Numa mesa mais que poética, a escritora Amara Moira e o poeta Carlito Azevedo discutiram saídas para tratar de literatura e da memória em tempos de patrulha como os de hoje. O debate “Fio de histórias – criação e memória em tempos de controle e vigilância”, terceira mesa do primeiro dia de debates do III Fórum Internacional Brasil Cultura 23-30, teve mediação da anfitriã e curadora do seminário, Marta Porto.

A autora de “E se eu fosse pura/puta?”, primeira travesti doutora em crítica literária pela Unicamp, lembrou em sua fala de um livro de Hilda Hilst e da obra da escritora Cassandra Rios, que mexem em “lugares esquisitos”, como a exploração do erotismo em crianças e o gozos diversos a partir da experiência de mulheres trans. 

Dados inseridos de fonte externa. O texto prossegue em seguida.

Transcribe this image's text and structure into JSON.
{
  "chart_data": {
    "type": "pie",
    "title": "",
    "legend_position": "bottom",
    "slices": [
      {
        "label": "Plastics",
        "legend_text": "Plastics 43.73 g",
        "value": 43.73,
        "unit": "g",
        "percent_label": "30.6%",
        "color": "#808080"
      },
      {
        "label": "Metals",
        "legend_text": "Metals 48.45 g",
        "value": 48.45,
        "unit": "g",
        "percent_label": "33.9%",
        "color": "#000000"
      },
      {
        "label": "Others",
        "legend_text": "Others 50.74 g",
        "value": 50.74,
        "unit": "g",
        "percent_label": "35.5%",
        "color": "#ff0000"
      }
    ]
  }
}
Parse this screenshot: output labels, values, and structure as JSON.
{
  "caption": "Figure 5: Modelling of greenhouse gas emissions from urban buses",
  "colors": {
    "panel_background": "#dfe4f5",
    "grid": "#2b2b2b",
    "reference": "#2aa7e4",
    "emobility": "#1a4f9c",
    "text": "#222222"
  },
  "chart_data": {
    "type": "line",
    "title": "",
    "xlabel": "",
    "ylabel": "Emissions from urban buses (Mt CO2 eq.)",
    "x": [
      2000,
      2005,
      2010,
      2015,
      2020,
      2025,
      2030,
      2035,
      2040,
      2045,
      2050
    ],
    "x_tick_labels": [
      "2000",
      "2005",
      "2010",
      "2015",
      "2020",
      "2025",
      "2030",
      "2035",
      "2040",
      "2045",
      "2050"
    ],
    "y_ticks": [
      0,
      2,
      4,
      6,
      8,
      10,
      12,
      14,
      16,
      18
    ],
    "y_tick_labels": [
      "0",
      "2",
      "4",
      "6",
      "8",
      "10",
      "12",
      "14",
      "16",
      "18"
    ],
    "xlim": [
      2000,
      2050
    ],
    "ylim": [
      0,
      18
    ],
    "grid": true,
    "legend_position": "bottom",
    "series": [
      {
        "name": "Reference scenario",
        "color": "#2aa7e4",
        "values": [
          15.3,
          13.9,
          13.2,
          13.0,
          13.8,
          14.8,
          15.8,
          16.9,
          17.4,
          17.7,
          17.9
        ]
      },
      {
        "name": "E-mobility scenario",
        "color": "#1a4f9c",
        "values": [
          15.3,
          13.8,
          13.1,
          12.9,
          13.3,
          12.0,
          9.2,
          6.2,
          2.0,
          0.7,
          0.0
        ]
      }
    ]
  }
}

“Eu falo em oficinas que quero trazer coisas que mexem com um lado mais sombrio da experiência humana, textos impossíveis”, evocou Amara Moira. A ideia é que esse lugar de recalque, do qual a literatura pode tratar, nos ajuda a ser melhores leitores e vivenciar a realidade de forma mais complexa. 

Já o poeta carioca, que se diz com um “desespero criativo” ao ler notícias hoje, contou de sua experiência ministrando aulas em três comunidades do Rio de Janeiro: na Rocinha, em Manguinhos e no Complexo do Alemão. 

Numa sessão com os alunos, pediu que eles se imaginassem personagens de uma notícia de jornal, e escrevessem depoimentos pensando nisso. Num período tenso da época das Jornadas de Junho, em 2013, um aluno da Rocinha decidiu escrever o depoimento de uma bomba usada por um black Block do período, lido por Carlito na sessão. Esse aluno tornou-se escritor, Giovani Martins, reconhecido e publicado por algumas das maiores editoras do país.

Para Marta Porto, mediadora do debate e criadora do fórum, essas formas de lidar com os “textos impossíveis” são também outro modo de fazer política. Em tempos de censura e vigilância com autores como o caso recente de Jeferson Tenório, “textos impossíveis” ajudam a sair de uma certa “infantilidade” com que os públicos literários são vistos hoje. 

Para os três, há uma certa presunção de um leitor “obtuso” no mercado literário hoje. Obras são lidas por especialistas para não deixar passar pontos polêmicos, há uma preocupação com o que se coloca no papel para não “dar ideia” para comportamentos fora da lei. Mas o que os escritores tensionam é o direito da ficção em se materializar: de personagens poderem ter alteridades, de o escritor poder imaginar comportamentos nem sempre convencionais ou dentro de normas consideradas padrão, como o caso de vidas trans e travestis. 

Muitas vezes discutida em termos do complexo da indústria digital em que estamos inseridos, a “vigilância” na mesa com Carlito Azevedo, Amara Moira e Marta Porto toma um lugar mais pessoal, dos lugares dos próprios autores num mercado excessivamente preocupado com críticas e “cancelamentos”. Além disso, do fazer literário como ferramenta política capaz de subverter censuras e auto-censuras.